CAUTION CATION – CHANGES TO ENVIRONMENT
This is where things get fun! We are going to change the environment to the state you’ve configured in the config.json file. The command is simple but powerful, Invoke-Vester -Remediate. If you’re nervous, I was the first time running, you can follow the command up with –Whatif. Once you’ve issued the command with the –Whatif and you like what you see, remove the –Whatif switch and watch your environment be set the way you want it to be configured. After running Vester and knowing my environment is configured consistently across the board, it really gave me the sense of this Infrastructure as Code ideology I’ve been reading about. I can use a flat file (json file) that any engineer or manager can read and know exactly how the environment is configured.
Wait, There’s More
Not all environments are created equal. We have a few clusters in our environment, like Test vs Prod, that needed to be set differently between each other. Vester tackles this issue as well. Using invoke-Vester -Config .name.json will allow you to run specific config files so each cluster/environment can have its own desired end state.
Invoke-Vester -Config TestCluster.json Invoke-Vester -Config ProdCluster.json
You can generate a new config file using the code below, but since the JSON file can be opened up in any text editor, I chose to copy and edit the copied version to the states that matched the environment. It’s up to you, but nice Vester gives us options.
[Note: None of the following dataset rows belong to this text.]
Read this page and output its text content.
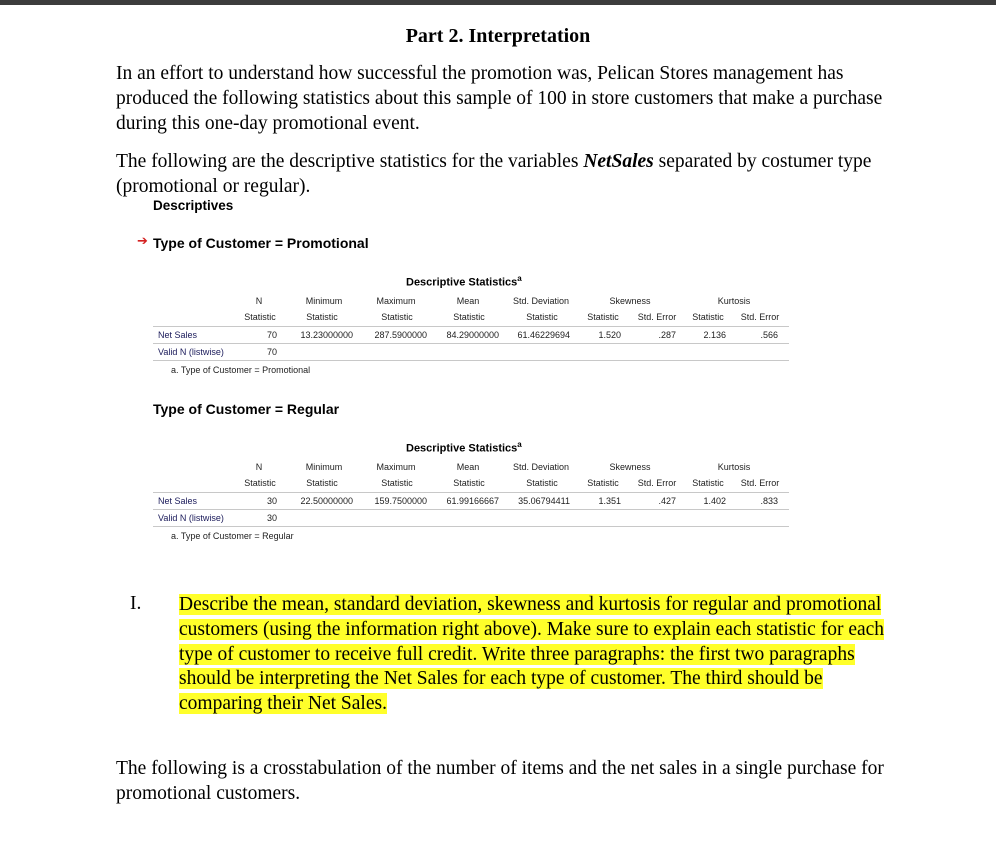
Part 2. Interpretation
In an effort to understand how successful the promotion was, Pelican Stores management has produced the following statistics about this sample of 100 in store customers that make a purchase during this one-day promotional event.
The following are the descriptive statistics for the variables NetSales separated by costumer type (promotional or regular).
Descriptives
➔ Type of Customer = Promotional
Descriptive Statistics$^a$
N	Minimum	Maximum	Mean	Std. Deviation	Skewness	Kurtosis
Statistic	Statistic	Statistic	Statistic	Statistic	Statistic Std. Error Statistic Std. Error
Net Sales	70	13.23000000 287.5900000 84.29000000 61.46229694	1.520	.287	2.136	.566
Valid N (listwise)	70
a. Type of Customer = Promotional
Type of Customer = Regular
Descriptive Statistics$^a$
N	Minimum	Maximum	Mean	Std. Deviation	Skewness	Kurtosis
Statistic	Statistic	Statistic	Statistic	Statistic	Statistic Std. Error Statistic Std. Error
Net Sales	30	22.50000000 159.7500000 61.99166667 35.06794411	1.351	.427	1.402	.833
Valid N (listwise)	30
a. Type of Customer = Regular
I. Describe the mean, standard deviation, skewness and kurtosis for regular and promotional customers (using the information right above). Make sure to explain each statistic for each type of customer to receive full credit. Write three paragraphs: the first two paragraphs should be interpreting the Net Sales for each type of customer. The third should be comparing their Net Sales.
The following is a crosstabulation of the number of items and the net sales in a single purchase for promotional customers.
New-VesterConfig -Output "C:newConfig"
The project covers a lot of your basic configurations, but I have found a couple of things that I would like to have added, like check round robin SATP rules. The best part of Open Source, YOU can make this happen. Brian has given a great part 3 series to the blog about how anyone can contribute. I have yet to adventure down this path, but figure the more I rely on Vester, the more I should contribute. So, keep your eyes peeled for my git request.
This was one of the first Open Source infrastructure projects I’ve used. I was nervous and used extreme caution before running in my production environment. After I got over the fear and saw Vester run without causing issues, I wanted to automate and code more things. To know my clusters, hosts, and VMs were configured exactly how I wanted them. No more outside people telling me the environment is inconsistent. I’m understanding this Infrastructure as Code movement and I’ve seen the power first hand.